Comment by l33tman

Comment by l33tman a day ago

4 replies

There is a legal distinction and definition, Legal Eagle on YouTube had an episode on exactly this a few weeks ago, about that the DA might have picked a more difficult crime to prove than murder. IANAL but IIRC the terrorism charge has to prove there is an intent to intimidate larger swaths of government or bodies of people. Just "other CEOs of Health Companies are now scared" is not enough.

diggan a day ago

Yeah, I guess it kind of make sense the US has a somewhat different definition of terrorism that the rest of the world I suppose. I think in most jurisdictions I'm familiar with, the amount of victims isn't the consideration if it's "terrorism" or not, but rather if there is a objective to destabilize the state, gravely disturb public peace or provoke a state of error in a specific segment of the population. Basically, the purpose/objective takes a vital importance in seeing if something is terrorism or not.

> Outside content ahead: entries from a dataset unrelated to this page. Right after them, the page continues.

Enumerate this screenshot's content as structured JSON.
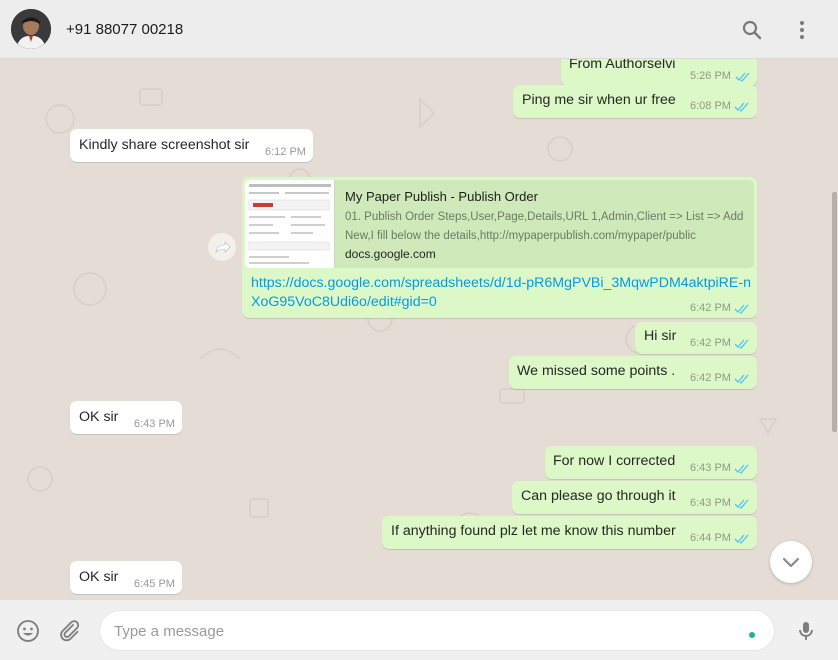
{
  "header": {
    "contact_name": "+91 88077 00218",
    "search_icon": "search-icon",
    "menu_icon": "more-vertical-icon"
  },
  "messages": [
    {
      "dir": "out",
      "text": "From Authorselvi",
      "time": "5:26 PM"
    },
    {
      "dir": "out",
      "text": "Ping me sir when ur free",
      "time": "6:08 PM"
    },
    {
      "dir": "in",
      "text": "Kindly share screenshot sir",
      "time": "6:12 PM"
    },
    {
      "dir": "out",
      "type": "link",
      "preview_title": "My Paper Publish - Publish Order",
      "preview_desc": "01. Publish Order Steps,User,Page,Details,URL 1,Admin,Client => List => Add New,I fill below the details,http://mypaperpublish.com/mypaper/public",
      "preview_domain": "docs.google.com",
      "text": "https://docs.google.com/spreadsheets/d/1d-pR6MgPVBi_3MqwPDM4aktpiRE-nXoG95VoC8Udi6o/edit#gid=0",
      "time": "6:42 PM"
    },
    {
      "dir": "out",
      "text": "Hi sir",
      "time": "6:42 PM"
    },
    {
      "dir": "out",
      "text": "We missed some points .",
      "time": "6:42 PM"
    },
    {
      "dir": "in",
      "text": "OK sir",
      "time": "6:43 PM"
    },
    {
      "dir": "out",
      "text": "For now I corrected",
      "time": "6:43 PM"
    },
    {
      "dir": "out",
      "text": "Can please go through it",
      "time": "6:43 PM"
    },
    {
      "dir": "out",
      "text": "If anything found plz let me know this number",
      "time": "6:44 PM"
    },
    {
      "dir": "in",
      "text": "OK sir",
      "time": "6:45 PM"
    }
  ],
  "composer": {
    "placeholder": "Type a message",
    "value": ""
  },
  "colors": {
    "outgoing_bubble": "#dcf8c6",
    "incoming_bubble": "#ffffff",
    "read_tick": "#4fc3f7",
    "link": "#039be5",
    "chat_background": "#e5ddd5"
  }
}
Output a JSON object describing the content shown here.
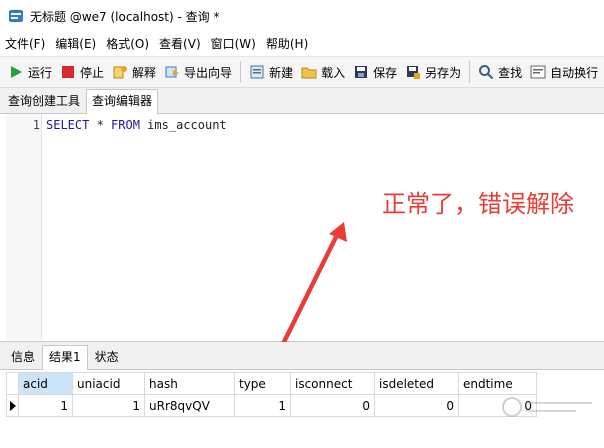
{
  "window": {
    "title": "无标题 @we7 (localhost) - 查询 *"
  },
  "menu": [
    "文件(F)",
    "编辑(E)",
    "格式(O)",
    "查看(V)",
    "窗口(W)",
    "帮助(H)"
  ],
  "toolbar": {
    "run": "运行",
    "stop": "停止",
    "explain": "解释",
    "export_wizard": "导出向导",
    "new": "新建",
    "load": "载入",
    "save": "保存",
    "save_as": "另存为",
    "find": "查找",
    "auto_wrap": "自动换行"
  },
  "tabs": [
    "查询创建工具",
    "查询编辑器"
  ],
  "editor": {
    "line_number": "1",
    "kw_select": "SELECT",
    "star": " * ",
    "kw_from": "FROM",
    "table": " ims_account"
  },
  "annotation": {
    "text": "正常了，错误解除"
  },
  "result_tabs": [
    "信息",
    "结果1",
    "状态"
  ],
  "result_grid": {
    "columns": [
      "acid",
      "uniacid",
      "hash",
      "type",
      "isconnect",
      "isdeleted",
      "endtime"
    ],
    "rows": [
      [
        "1",
        "1",
        "uRr8qvQV",
        "1",
        "0",
        "0",
        "0"
      ]
    ]
  },
  "colors": {
    "annotation": "#ea3b35",
    "selected_header": "#cce4f7",
    "keyword": "#1a1aa6"
  }
}
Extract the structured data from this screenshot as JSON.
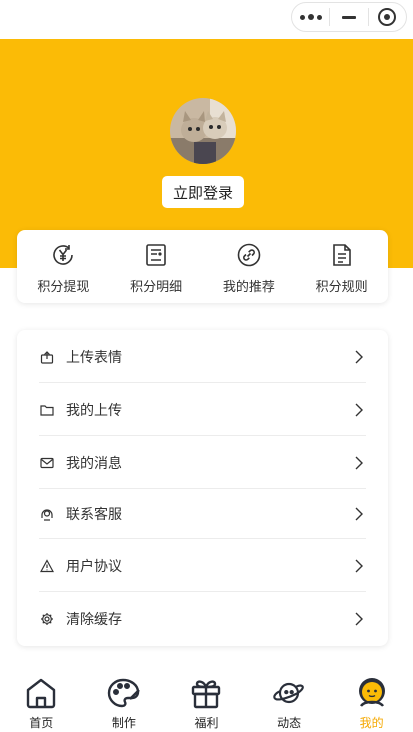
{
  "header": {
    "login_label": "立即登录"
  },
  "points": [
    {
      "label": "积分提现",
      "icon": "yuan-refresh-icon"
    },
    {
      "label": "积分明细",
      "icon": "list-detail-icon"
    },
    {
      "label": "我的推荐",
      "icon": "link-icon"
    },
    {
      "label": "积分规则",
      "icon": "document-icon"
    }
  ],
  "menu": [
    {
      "label": "上传表情",
      "icon": "upload-emoji-icon"
    },
    {
      "label": "我的上传",
      "icon": "folder-icon"
    },
    {
      "label": "我的消息",
      "icon": "mail-icon"
    },
    {
      "label": "联系客服",
      "icon": "headset-icon"
    },
    {
      "label": "用户协议",
      "icon": "warning-icon"
    },
    {
      "label": "清除缓存",
      "icon": "gear-icon"
    }
  ],
  "tabs": [
    {
      "label": "首页",
      "icon": "home-icon",
      "active": false
    },
    {
      "label": "制作",
      "icon": "palette-icon",
      "active": false
    },
    {
      "label": "福利",
      "icon": "gift-icon",
      "active": false
    },
    {
      "label": "动态",
      "icon": "planet-icon",
      "active": false
    },
    {
      "label": "我的",
      "icon": "profile-face-icon",
      "active": true
    }
  ],
  "colors": {
    "brand_yellow": "#fbbb06",
    "active_tab": "#f5a800",
    "text": "#333333"
  }
}
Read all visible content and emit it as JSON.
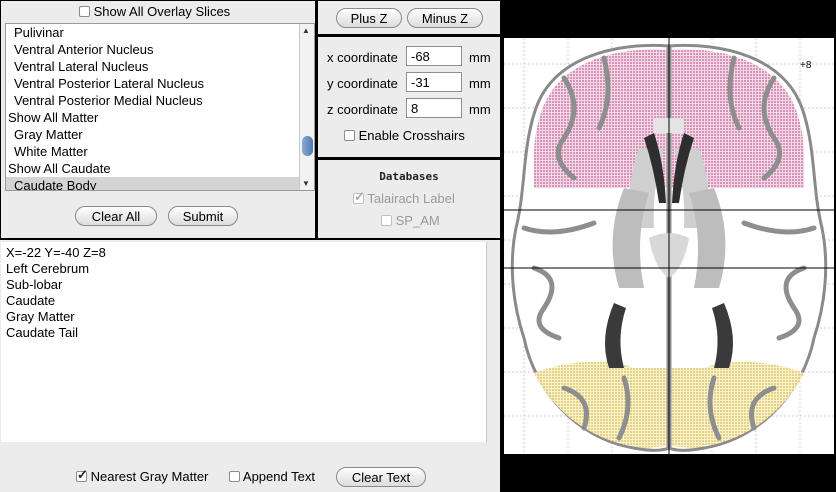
{
  "overlay": {
    "show_all_label": "Show All Overlay Slices",
    "show_all_checked": false,
    "list_items": [
      {
        "label": "Pulivinar",
        "header": false,
        "selected": false
      },
      {
        "label": "Ventral Anterior Nucleus",
        "header": false,
        "selected": false
      },
      {
        "label": "Ventral Lateral Nucleus",
        "header": false,
        "selected": false
      },
      {
        "label": "Ventral Posterior Lateral Nucleus",
        "header": false,
        "selected": false
      },
      {
        "label": "Ventral Posterior Medial Nucleus",
        "header": false,
        "selected": false
      },
      {
        "label": "Show All Matter",
        "header": true,
        "selected": false
      },
      {
        "label": "Gray Matter",
        "header": false,
        "selected": false
      },
      {
        "label": "White Matter",
        "header": false,
        "selected": false
      },
      {
        "label": "Show All Caudate",
        "header": true,
        "selected": false
      },
      {
        "label": "Caudate Body",
        "header": false,
        "selected": true
      }
    ],
    "clear_all_label": "Clear All",
    "submit_label": "Submit"
  },
  "zbuttons": {
    "plus_label": "Plus Z",
    "minus_label": "Minus Z"
  },
  "coords": {
    "x_label": "x coordinate",
    "x_value": "-68",
    "y_label": "y coordinate",
    "y_value": "-31",
    "z_label": "z coordinate",
    "z_value": "8",
    "unit": "mm",
    "crosshairs_label": "Enable Crosshairs",
    "crosshairs_checked": false
  },
  "databases": {
    "title": "Databases",
    "talairach_label": "Talairach Label",
    "talairach_checked": true,
    "spam_label": "SP_AM",
    "spam_checked": false
  },
  "output": {
    "lines": [
      "X=-22 Y=-40 Z=8",
      "Left Cerebrum",
      "Sub-lobar",
      "Caudate",
      "Gray Matter",
      "Caudate Tail"
    ]
  },
  "bottom": {
    "nearest_label": "Nearest Gray Matter",
    "nearest_checked": true,
    "append_label": "Append Text",
    "append_checked": false,
    "clear_text_label": "Clear Text"
  },
  "image": {
    "slice_label": "+8",
    "colors": {
      "upper_overlay": "#c0508a",
      "lower_overlay": "#d8b840",
      "gray": "#9a9a9a",
      "grid": "#e0a0c0"
    }
  }
}
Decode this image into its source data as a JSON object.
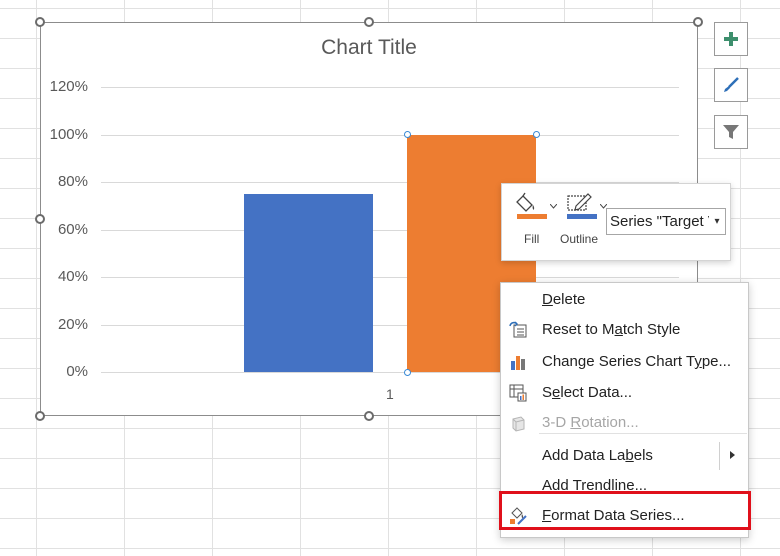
{
  "colors": {
    "series_blue": "#4472C4",
    "series_orange": "#ED7D31",
    "highlight_red": "#E0101B",
    "text_gray": "#595959"
  },
  "chart_data": {
    "type": "bar",
    "title": "Chart Title",
    "categories": [
      "1"
    ],
    "series": [
      {
        "values": [
          0.75
        ],
        "color": "#4472C4"
      },
      {
        "values": [
          1.0
        ],
        "color": "#ED7D31"
      }
    ],
    "ylim": [
      0,
      1.2
    ],
    "y_ticks": [
      "0%",
      "20%",
      "40%",
      "60%",
      "80%",
      "100%",
      "120%"
    ],
    "grid": true
  },
  "side_buttons": [
    {
      "icon": "plus-icon"
    },
    {
      "icon": "brush-icon"
    },
    {
      "icon": "filter-icon"
    }
  ],
  "mini_toolbar": {
    "fill_label": "Fill",
    "outline_label": "Outline",
    "series_selector_value": "Series \"Target V"
  },
  "context_menu": {
    "items": [
      {
        "pre": "",
        "ul": "D",
        "post": "elete",
        "icon": ""
      },
      {
        "pre": "Reset to M",
        "ul": "a",
        "post": "tch Style",
        "icon": "reset-style-icon"
      },
      {
        "pre": "Change Series Chart T",
        "ul": "y",
        "post": "pe...",
        "icon": "bar-chart-icon"
      },
      {
        "pre": "S",
        "ul": "e",
        "post": "lect Data...",
        "icon": "select-data-icon"
      },
      {
        "pre": "3-D ",
        "ul": "R",
        "post": "otation...",
        "icon": "cube-icon",
        "disabled": true
      },
      {
        "pre": "Add Data La",
        "ul": "b",
        "post": "els",
        "icon": "",
        "submenu": true
      },
      {
        "pre": "Add T",
        "ul": "r",
        "post": "endline...",
        "icon": ""
      },
      {
        "pre": "",
        "ul": "F",
        "post": "ormat Data Series...",
        "icon": "format-series-icon"
      }
    ]
  }
}
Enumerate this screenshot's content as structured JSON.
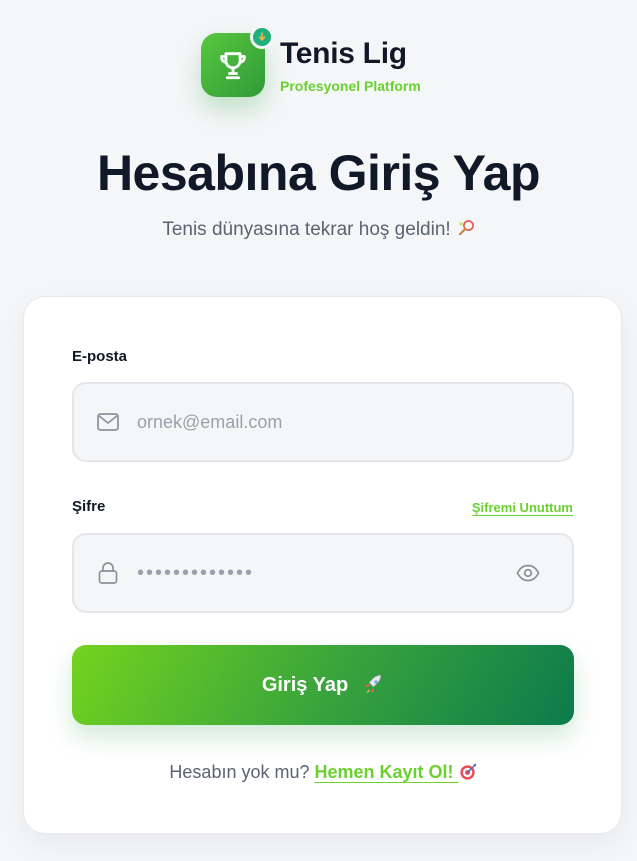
{
  "brand": {
    "name": "Tenis Lig",
    "tagline": "Profesyonel Platform"
  },
  "header": {
    "title": "Hesabına Giriş Yap",
    "subtitle": "Tenis dünyasına tekrar hoş geldin!"
  },
  "form": {
    "email_label": "E-posta",
    "email_placeholder": "ornek@email.com",
    "email_value": "",
    "password_label": "Şifre",
    "password_value": "•••••••••••••",
    "forgot_link": "Şifremi Unuttum",
    "submit_label": "Giriş Yap"
  },
  "footer": {
    "prompt": "Hesabın yok mu?",
    "signup_link": "Hemen Kayıt Ol!"
  },
  "icons": {
    "logo": "trophy-icon",
    "badge": "arrow-down-icon",
    "subtitle_emoji": "tennis-racket-icon",
    "email": "mail-icon",
    "password": "lock-icon",
    "toggle": "eye-icon",
    "submit_emoji": "rocket-icon",
    "signup_emoji": "target-icon"
  },
  "colors": {
    "accent_green": "#6ad12f",
    "button_start": "#74d31e",
    "button_end": "#0c7a4c",
    "background": "#f5f6f8"
  }
}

But again, makes sense that the US would have different definition.

  • soco a day ago

    According to your given examples/definition, under which one would this act fall? Because it's very much not clear to me how they would apply, but to you it seems obvious, so please do explain.

    • diggan a day ago

      > if you (try to) use violence against civilians for political/ideological/religious motives

      A person driving over a person with a van with explicit goal of "Jihad against Christians" would be terrorism, because of the objective, no matter how many people get hurt.

      While it seems clear to me that this can be considered "terrorism", it would also seem like it isn't breaking against "anti-terrorism laws" or whatever the charge is in the US.

      • soco a day ago

        The jihad driver chooses usually a person at random. If it ran over some army general who led an attack in Iraq would it still be terrorism? Because that's the difference here.